The Russian ministry threatened to take ''appropriate measures" concerning heating supplies to the Georgian Embassy in Moscow. A few hours later, gas supplies resumed to the Russian Embassy, a duty officer said.
Tbilisi authorities had insisted the gas cutoff also affected other diplomatic posts, such as the US Embassy, which are located in the same district. But the Russian Foreign Ministry said an adjacent building had not had any interruption to its gas deliveries.
Georgia's president, Mikhail Saakashvili, has sought to throw off Russian influence and build a close alliance with Washington since he came to power in the 2003 ''Rose Revolution." The shift by Saakashvili, who was educated in the United States, has soured ties with Russia.

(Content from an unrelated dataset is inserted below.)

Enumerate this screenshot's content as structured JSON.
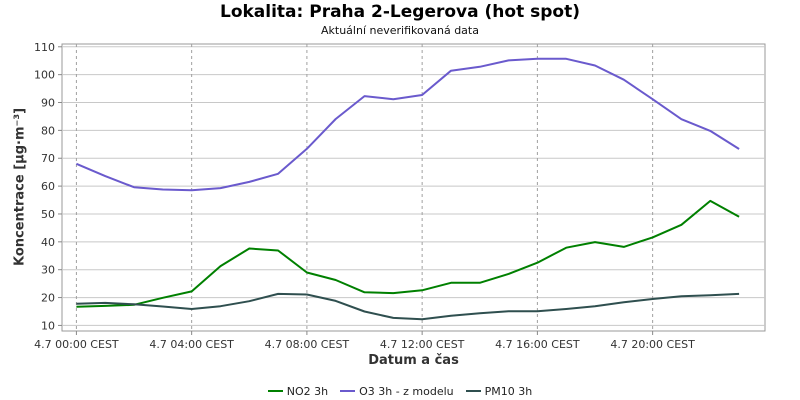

The energy crisis, the worst in the impoverished country for years, provoked assertions that Moscow was striking back for Georgia's pro-Western stance.
Russian officials blamed the explosion on sabotage and angrily denied the Georgian accusations.
The gas and electricity crisis forced desperate Georgians to line up for kerosene and firewood to heat their homes amid the largest snowfall in years.
In a bid to find alternative energy sources, Georgian officials announced a deal on Friday for Iran to supply gas through Azerbaijan.
The contract for a daily delivery of 71 million cubic feet will run for 30 days. But Georgia hopes to agree on a long-term arrangement to reduce its dependence on Russia.
The Georgian energy minister said the Iranian deliveries should start within days and meet 80 percent to 90 percent of the capital's energy needs.
Armenia, a Russian ally, gets its gas from Russia through Georgia and also suffered a cutoff of deliveries.